12 lines of MATLAB code are enough.

imkira said...

Oh really :)
I should have learned MATLAB. Could you post your solution in MATLAB?

Thanks turz

Schwolop said...

load primes; % Get first 1e6 primes from file.
numPrimes = size(primes,1)*size(primes,2);
searches = [3,7,229,1365];
numSearches = length(searches);
sums = zeros(numSearches,numPrimes); % Space to store sums.

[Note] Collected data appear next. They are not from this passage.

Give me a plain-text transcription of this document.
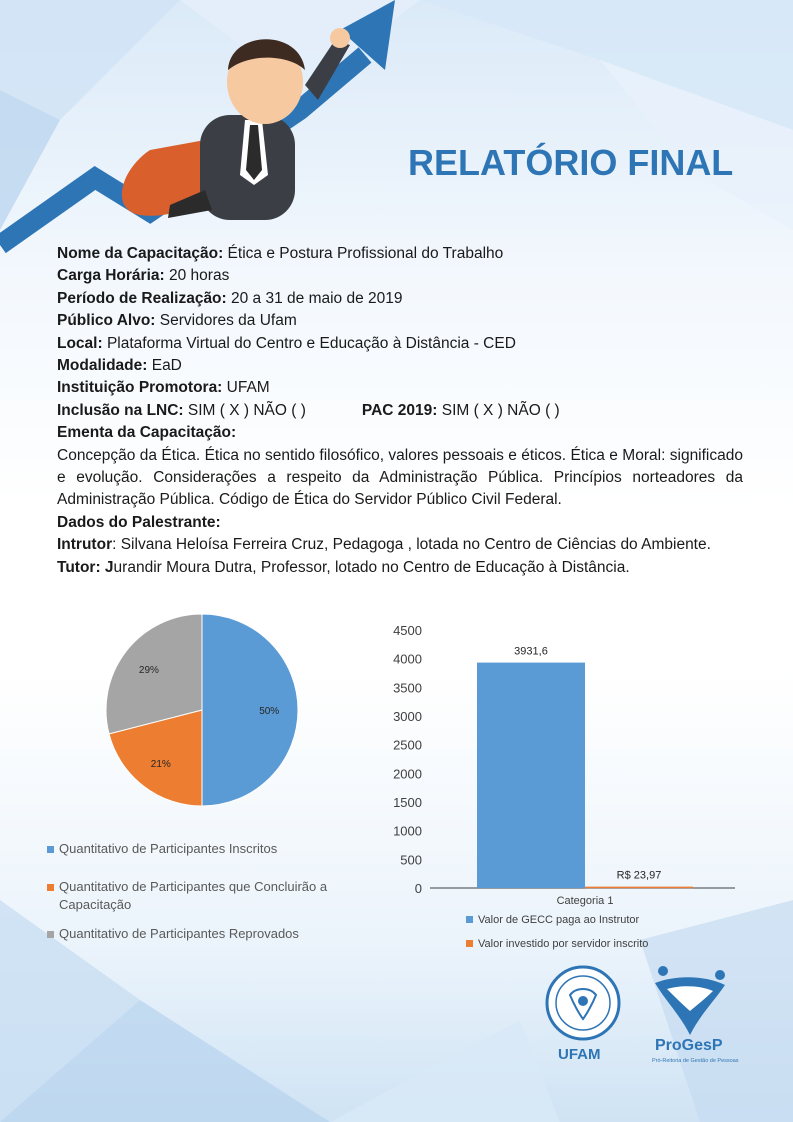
RELATÓRIO FINAL
Nome da Capacitação: Ética e Postura Profissional do Trabalho
Carga Horária: 20 horas
Período de Realização: 20 a 31 de maio de 2019
Público Alvo: Servidores da Ufam
Local: Plataforma Virtual do Centro e Educação à Distância - CED
Modalidade: EaD
Instituição Promotora: UFAM
Inclusão na LNC: SIM ( X ) NÃO ( )	PAC 2019: SIM ( X ) NÃO ( )
Ementa da Capacitação:
Concepção da Ética. Ética no sentido filosófico, valores pessoais e éticos. Ética e Moral: significado e evolução. Considerações a respeito da Administração Pública. Princípios norteadores da Administração Pública. Código de Ética do Servidor Público Civil Federal.
Dados do Palestrante:
Intrutor: Silvana Heloísa Ferreira Cruz, Pedagoga , lotada no Centro de Ciências do Ambiente.
Tutor: Jurandir Moura Dutra, Professor, lotado no Centro de Educação à Distância.
50%
21%
29%
Quantitativo de Participantes Inscritos
Quantitativo de Participantes que Concluirão a Capacitação
Quantitativo de Participantes Reprovados
0
500
1000
1500
2000
2500
3000
3500
4000
4500
3931,6
R$ 23,97
Categoria 1
Valor de GECC paga ao Instrutor
Valor investido por servidor inscrito
UFAM
ProGesP
Pró-Reitoria de Gestão de Pessoas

% Determine n-sums of all the primes
for i = 1:numSearches
n = searches(i);
tempSum = sum(primes(1:n)); % Get sum of first n primes;
sums(i,1) = tempSum;
for j = 2:(numPrimes - searches(i))
sums(i,j) = sums(i,j-1) - primes(j-1) + primes(j+n-1);
end
end

% Search through the n-sums for each n, to find all those sums which exist
% in each set.
biggestSums = sums(numSearches,1:numPrimes-searches(numSearches));
% (The least values will be in the set with biggest n, so iterate
% through that one, and get only non-zero values for this set.)
for i = 1:length(biggestSums)
for( j = 1:numSearches-1 )
a = find( sums(j,:) == biggestSums(i) );
if( isempty(a) ) % If this sum was not found in any set, move on.
continue;
end
end
if( ~isempty(a) ) % If after going through each set, this value is in
% all of them, then test if it is actually a prime.
a = find( primes == biggestSums(i) );
if( ~isempty(a) ) % If it is a prime, then stop because we're done!
string = '';
for( k = 1:numSearches-1 )
string = strcat( string, sprintf(' %d,',searches(k)) );
end
string = strcat( string, sprintf(' and %d', searches(numSearches)) );
disp(['The smallest prime which is a sum of',string,' consecutive primes is: ',num2str(biggestSums(i))]);
break;
end
end
end

imkira said...

Thanks schwolop!

That is not exactly "12 lines of MATLAB code" but pretty good anyway :)

How much time does it take to compute all that for [11, 83, 183, 631, 1037] ?

Best regards